Post-Covid work: scramble for success

TO At the start of the school year, the open spaces will be empty and the meeting rooms full. “We will come to the open space as we go to a concert, to feel belonging to a community and to create memories”, predicted Jean-Edouard Grésy, from the AlterNego agency. But, if, according to a survey conducted by the Malakoff Humanis health mutual, the first motivation to return to work would be to see colleagues again, it will not be in the open space that we can dance in the heart of the pit. .

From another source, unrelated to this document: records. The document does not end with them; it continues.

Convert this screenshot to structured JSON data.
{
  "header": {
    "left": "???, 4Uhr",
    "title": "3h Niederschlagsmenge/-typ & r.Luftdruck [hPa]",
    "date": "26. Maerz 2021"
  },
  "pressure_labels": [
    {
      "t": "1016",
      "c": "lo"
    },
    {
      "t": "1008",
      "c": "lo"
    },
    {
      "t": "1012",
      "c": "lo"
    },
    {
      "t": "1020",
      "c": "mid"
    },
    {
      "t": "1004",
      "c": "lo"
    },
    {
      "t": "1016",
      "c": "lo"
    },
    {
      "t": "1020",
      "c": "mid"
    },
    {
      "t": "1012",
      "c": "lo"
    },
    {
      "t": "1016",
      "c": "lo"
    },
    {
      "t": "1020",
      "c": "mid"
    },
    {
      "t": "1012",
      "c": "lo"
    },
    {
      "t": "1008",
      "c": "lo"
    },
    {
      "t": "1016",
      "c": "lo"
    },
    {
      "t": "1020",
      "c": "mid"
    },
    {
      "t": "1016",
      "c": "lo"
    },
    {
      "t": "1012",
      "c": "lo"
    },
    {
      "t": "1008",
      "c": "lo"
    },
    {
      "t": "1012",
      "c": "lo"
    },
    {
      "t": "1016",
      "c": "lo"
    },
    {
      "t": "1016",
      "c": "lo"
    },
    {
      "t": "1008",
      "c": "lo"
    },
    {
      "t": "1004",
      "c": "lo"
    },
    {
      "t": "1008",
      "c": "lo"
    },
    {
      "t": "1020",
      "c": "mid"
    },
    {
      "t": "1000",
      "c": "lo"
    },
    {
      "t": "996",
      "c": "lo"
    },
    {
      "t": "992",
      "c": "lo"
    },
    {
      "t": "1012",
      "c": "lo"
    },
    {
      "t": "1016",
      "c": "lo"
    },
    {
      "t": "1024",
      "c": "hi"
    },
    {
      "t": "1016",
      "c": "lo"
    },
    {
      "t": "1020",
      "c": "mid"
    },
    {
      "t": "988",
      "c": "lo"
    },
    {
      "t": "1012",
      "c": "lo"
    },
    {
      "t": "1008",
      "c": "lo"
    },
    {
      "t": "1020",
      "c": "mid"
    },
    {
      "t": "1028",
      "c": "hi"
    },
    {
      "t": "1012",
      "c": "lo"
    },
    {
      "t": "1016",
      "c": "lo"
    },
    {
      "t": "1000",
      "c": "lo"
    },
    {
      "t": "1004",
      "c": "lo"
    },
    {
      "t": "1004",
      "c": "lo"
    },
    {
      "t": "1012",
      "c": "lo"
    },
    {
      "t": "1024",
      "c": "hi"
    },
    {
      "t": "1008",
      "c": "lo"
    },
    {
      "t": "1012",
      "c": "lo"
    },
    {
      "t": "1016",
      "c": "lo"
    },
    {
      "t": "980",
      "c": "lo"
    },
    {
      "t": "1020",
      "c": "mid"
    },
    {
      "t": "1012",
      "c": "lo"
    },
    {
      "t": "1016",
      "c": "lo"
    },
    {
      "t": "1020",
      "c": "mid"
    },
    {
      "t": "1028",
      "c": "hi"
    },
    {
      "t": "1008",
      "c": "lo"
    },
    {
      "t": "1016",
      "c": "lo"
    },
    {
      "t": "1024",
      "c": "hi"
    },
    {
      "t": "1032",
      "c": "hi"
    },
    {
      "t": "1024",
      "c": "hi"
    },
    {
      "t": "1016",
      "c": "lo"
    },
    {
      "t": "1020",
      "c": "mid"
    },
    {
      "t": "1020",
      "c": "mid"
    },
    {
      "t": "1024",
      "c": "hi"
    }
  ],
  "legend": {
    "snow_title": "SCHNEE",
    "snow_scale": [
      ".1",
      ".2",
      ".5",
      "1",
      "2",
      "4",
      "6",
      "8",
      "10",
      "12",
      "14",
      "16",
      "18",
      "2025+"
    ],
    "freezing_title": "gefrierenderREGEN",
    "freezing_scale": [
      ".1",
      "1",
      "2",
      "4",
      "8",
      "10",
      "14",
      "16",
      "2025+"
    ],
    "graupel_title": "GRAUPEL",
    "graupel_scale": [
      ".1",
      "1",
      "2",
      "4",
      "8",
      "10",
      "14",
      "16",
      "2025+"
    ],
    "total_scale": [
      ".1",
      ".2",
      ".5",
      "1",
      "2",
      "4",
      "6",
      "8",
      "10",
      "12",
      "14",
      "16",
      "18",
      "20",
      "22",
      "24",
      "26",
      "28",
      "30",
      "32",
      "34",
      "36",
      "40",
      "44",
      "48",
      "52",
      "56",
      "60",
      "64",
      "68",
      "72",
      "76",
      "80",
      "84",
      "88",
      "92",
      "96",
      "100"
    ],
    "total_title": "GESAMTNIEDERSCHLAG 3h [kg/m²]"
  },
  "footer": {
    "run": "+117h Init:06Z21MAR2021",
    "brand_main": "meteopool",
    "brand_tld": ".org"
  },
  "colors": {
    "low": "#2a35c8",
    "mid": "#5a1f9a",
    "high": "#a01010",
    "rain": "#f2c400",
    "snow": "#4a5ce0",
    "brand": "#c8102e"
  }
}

Supposed to encourage exchanges, the trays have especially encouraged the wearing of noise-canceling headphones or the adoption of any behavior indicating that one wants to have peace. “In the absence of a physical barrier, open-plan employees create a fourth wall, indicating their desire for solitude through their physical expression or by short answers”, notes organizational researcher Edward Bernstein, in a study that finds a 70% drop in face-to-face interactions in open spaces.

To discuss, you will have to go to the meeting rooms, which will already be filled with those who use them for their visios, the bosses who have annexed them since they scramble to believe that they no longer have an office to get their subordinates to give up theirs.

The future is in collaborative spaces

Remember that, before Covid-19, it was fashionable to speak ill of meetings. We even pretended to run away from them. At the start of the school year, we will go to the office on purpose. “We have effected a rebalancing between individual workstations and collaborative spaces which have gone from 15% to 30%”, reports Laurence Doumerc, director of workplace management, a leading profession in the post-Covid-19 world, to Société Générale.

“If women telework more, there is a risk of hearing their voices less in meetings”, says Flore Pradère, director of research in a consulting company.

She was responsible for the new Les Dunes campus in Val-de-Fontenay (Val-de-Marne). “Since the office will be less and less the place of individual production, the days when the teams will meet on site, they will be collaborative and collective days. “ “Before the crisis, we were at 60%, 70% of traditional workstations, for 30%, 40% of collaborative surfaces, now we have gone to 50-50, and it would not surprise me that it ends up being s ‘reverse’, Rémi Calvayrac also predicts, workplace and design director at JLL, heavyweight in corporate real estate.